Das SG hat die Fachärztin für Innere Medizin und an Angiologie Dr. Kr. als sachverständige Zeugin befragt. Mit Schreiben vom 18.12.2017 hat sie berichtet, dass der Kläger anamnestisch vor dem Arbeitsunfall vom 05.01.2017 noch keine Thrombose bzw. Lungenembolie erlitten habe. Im Rahmen der Thrombophilie-Diagnostik sei ein "harter Thromboserisikofaktor" ausgeschlossen worden; es habe sich lediglich eine Erhöhung des LPa sowie eine leichte Hyper-Homocysteinämie gezeigt. Nach ihrer Kenntnis sei in der Familie des Klägers eine Häufung von Gefäßerkrankungen und diesbezüglichen Risikofaktoren nicht bekannt.

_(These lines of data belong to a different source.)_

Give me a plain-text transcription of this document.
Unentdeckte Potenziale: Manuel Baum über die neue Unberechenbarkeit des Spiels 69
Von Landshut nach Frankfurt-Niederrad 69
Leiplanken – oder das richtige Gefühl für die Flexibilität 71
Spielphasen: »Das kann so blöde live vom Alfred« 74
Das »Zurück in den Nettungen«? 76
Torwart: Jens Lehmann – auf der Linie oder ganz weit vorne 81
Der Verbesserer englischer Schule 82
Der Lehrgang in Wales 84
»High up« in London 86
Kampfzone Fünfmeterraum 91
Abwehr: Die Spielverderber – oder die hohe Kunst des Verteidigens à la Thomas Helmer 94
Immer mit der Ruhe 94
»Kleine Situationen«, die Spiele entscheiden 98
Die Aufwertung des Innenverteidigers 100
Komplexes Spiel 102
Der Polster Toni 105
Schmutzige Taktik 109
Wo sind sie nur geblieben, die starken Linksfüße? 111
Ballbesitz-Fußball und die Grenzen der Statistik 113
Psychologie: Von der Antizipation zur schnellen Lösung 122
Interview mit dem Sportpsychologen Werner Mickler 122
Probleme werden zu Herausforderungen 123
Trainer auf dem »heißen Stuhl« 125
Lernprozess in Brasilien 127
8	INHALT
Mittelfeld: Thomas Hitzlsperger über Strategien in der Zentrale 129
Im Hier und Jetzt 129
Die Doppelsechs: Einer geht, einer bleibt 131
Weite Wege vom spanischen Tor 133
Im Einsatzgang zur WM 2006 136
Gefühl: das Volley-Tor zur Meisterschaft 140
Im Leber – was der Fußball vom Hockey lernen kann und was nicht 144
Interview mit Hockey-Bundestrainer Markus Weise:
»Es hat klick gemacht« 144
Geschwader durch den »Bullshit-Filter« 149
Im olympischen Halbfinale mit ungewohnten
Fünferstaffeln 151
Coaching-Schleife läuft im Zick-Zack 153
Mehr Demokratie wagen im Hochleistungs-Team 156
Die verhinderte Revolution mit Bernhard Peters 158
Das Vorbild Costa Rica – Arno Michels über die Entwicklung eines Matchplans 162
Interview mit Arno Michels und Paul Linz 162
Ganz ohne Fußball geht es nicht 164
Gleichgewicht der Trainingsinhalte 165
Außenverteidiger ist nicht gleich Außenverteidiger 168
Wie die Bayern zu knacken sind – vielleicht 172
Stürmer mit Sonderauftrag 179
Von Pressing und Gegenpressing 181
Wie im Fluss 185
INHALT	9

Als Ursache der im März 2017 erlittenen Thrombose mit Lungenembolie könne deshalb eine Immobilisierung im Rahmen des Arbeitsunfalls bzw. im Verlauf der Rehabilitation "nicht sicher ausgeschlossen werden". Allerdings entziehe es sich ihrer Kenntnis, ob die im März diagnostizierte Thrombose "frischer Genese" sei oder sich bereits "zu einem früheren Zeitpunkt ausgebildet" habe. Letzteres würde die verzögerte, bis heute inkomplette Rekanalisation unter der oralen Antikoagulation erklären.

Das SG hat zudem auf Antrag des Klägers ein Gutachten nach § 109 Sozialgerichtsgesetz (SGG) beim Facharzt für Neurologie Prof. Dr. G. eingeholt. Dieser hat nach umfassender klinischer und technischer Untersuchung des Klägers unter Einbeziehung eines elektrophysiologischen Zusatzgutachtens und einer Neurosonographie unter dem 30.07.2018 zusammenfassend ausgeführt, der Kläger habe sich am 05.01.2017 ein leichtes Schädel-Hirn-Trauma ersten Grades zugezogen. Auf neurologischem Fachgebiet lägen keine objetivierbaren funktionellen Beeinträchtigungen vor. Die vorgebrachten Beschwerden seien mit Sicherheit nicht auf das leichte Schädel-Hirn-Trauma zurückzuführen. Die Verletzung des Klägers sei "schlechterdings nicht geeignet", die hier in Rede stehende Thrombose bzw. Embolie, welche am 29.03.2017 festgestellt worden sei, "wesentlich zu verursachen". Auf der anderen Seite bestehe kein erhöhtes Thromboserisiko, da der Kläger nicht an einer vererbbaren Gerinnungsstörung leide. Gleichwohl könne der dreitägige stationäre Aufenthalt zur Behandlung der Unfallfolgen (Januar 2017) nicht als Ursache der Thrombose bzw. Embolie angesehen werden. Denn insofern fehle der "Nachweis eines Primärschadens in Form einer substantiellen Hirnschädigung", welche als wesentliche Ursache zu einer tiefen Beinvenenthrombose hätte beitragen können.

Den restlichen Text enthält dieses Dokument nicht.